Senate, White House Clash On War Bill

Team Infidel

Forum Spin Doctor
Wall Street Journal
April 17, 2008
Pg. 14
By Sarah Lueck
WASHINGTON -- Senators clashed with the Bush administration over Iraq funding after the White House threatened to block a war-funding measure if it contains billions in domestic spending.
In a contentious Senate hearing Wednesday, Democrats and Republicans expressed frustration with the administration's demand that Congress provide by Memorial Day $108 billion in an emergency-spending bill to cover operations in Iraq and Afghanistan -- without added domestic funds.
Many lawmakers want the spending legislation for Iraq, which is viewed as a must-pass bill, to serve as a vehicle for domestic priorities they say are urgent, such as funding for road projects and water-system improvements.
Jim Nussle, the director of the White House Office of Management and Budget, told the Senate Appropriations Committee he would recommend President Bush veto a bill that came in at more than $108 billion or included such domestic spending items. "The president has made clear that he will veto any attempt to hijack this much-needed troop-funding bill," Mr. Nussle said.

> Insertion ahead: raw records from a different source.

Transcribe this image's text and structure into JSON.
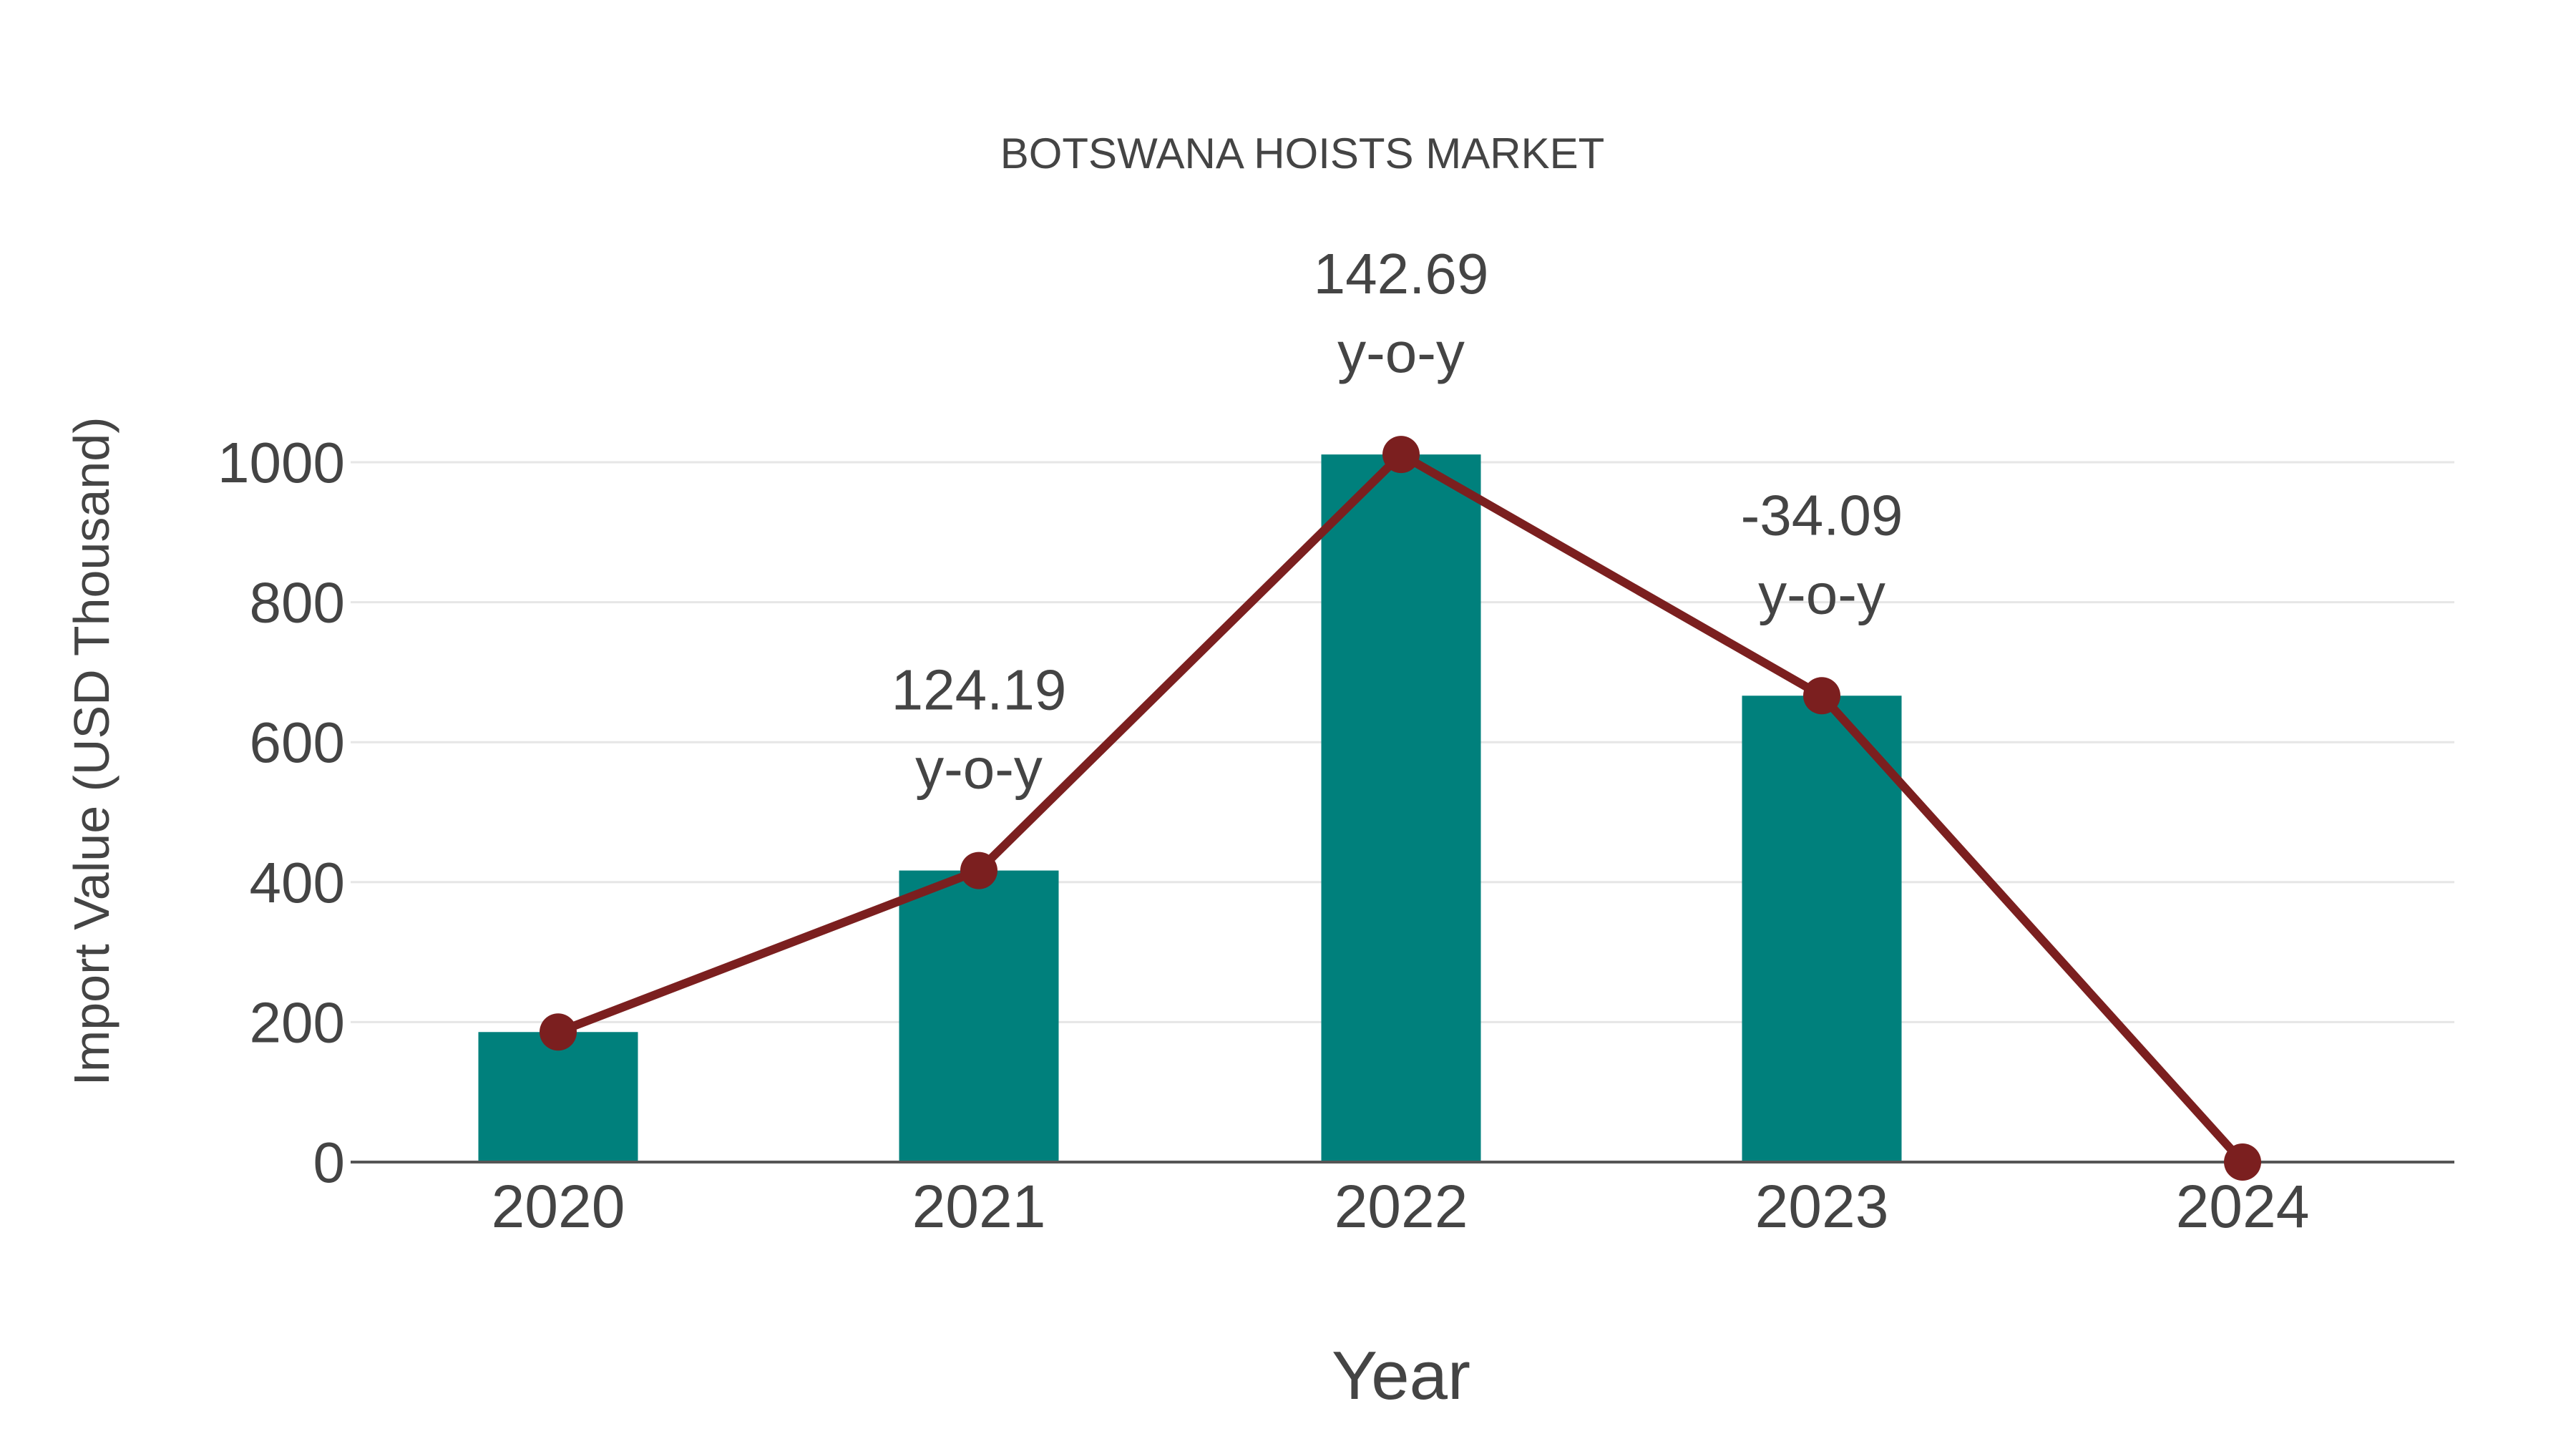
{
  "chart_data": {
    "type": "bar",
    "title": "BOTSWANA HOISTS MARKET",
    "xlabel": "Year",
    "ylabel": "Import Value (USD Thousand)",
    "categories": [
      "2020",
      "2021",
      "2022",
      "2023",
      "2024"
    ],
    "series": [
      {
        "name": "Import Value",
        "type": "bar",
        "color": "#00807c",
        "values": [
          185.8,
          416.6,
          1011.1,
          666.4,
          0
        ]
      },
      {
        "name": "Trend",
        "type": "line",
        "color": "#7b1f1f",
        "values": [
          185.8,
          416.6,
          1011.1,
          666.4,
          0
        ]
      }
    ],
    "annotations": [
      {
        "category": "2021",
        "value": "124.19",
        "suffix": "y-o-y"
      },
      {
        "category": "2022",
        "value": "142.69",
        "suffix": "y-o-y"
      },
      {
        "category": "2023",
        "value": "-34.09",
        "suffix": "y-o-y"
      }
    ],
    "yticks": [
      "0",
      "200",
      "400",
      "600",
      "800",
      "1000"
    ],
    "ylim": [
      0,
      1100
    ],
    "grid": true,
    "legend": "none"
  }
}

Sen. Dianne Feinstein, a California Democrat on the appropriations panel, said she would have a "very hard time" voting for the bill the administration wants, "knowing that we need to do some things to protect our own people. I can't do it, it just isn't right and it's not why we came to this place."
The conflict is exacerbated by election-year politics and the U.S.'s worsening economic picture. Recognizing they probably can't end troop deployments in Iraq this year, Democrats are instead drawing contrasts between the money spent there and programs they say are being shortchanged at home.
Just before the Senate hearing, several top Democrats from both chambers held a press conference where they highlighted the domestic items they could fund with the $434 million per day they said is being spent in Iraq.
Last week, in a move that upped the ante in a stand-off between the two branches of government, House Speaker Nancy Pelosi (D., Calif.) blocked Mr. Bush's Colombia free-trade agreement, saying she wants Mr. Bush to accept some of Democrats' domestic agenda, such as spending on food stamps and health insurance for children.
Democratic leaders in the House and Senate haven't said how they will package the domestic and war-funding measures, though there seems little doubt that they will pair them. There has been some talk of splitting funding for Iraq and Afghanistan and including roughly $30 billion in domestic items in the Iraq bill.
Sen. Robert Byrd, the West Virginia Democrat who chairs the appropriations panel, presided over Wednesday's hearing. Mr. Byrd, 90 years old, who has been hospitalized twice recently, spoke several times at the hearing and afterward headed to the Senate floor in a wheelchair to vote and shake hands with other senators.
Senate Majority Leader Harry Reid of Nevada said Mr. Byrd conveyed that "he is going strong and in a little bit of time, he's going to be back to his old, fighting self."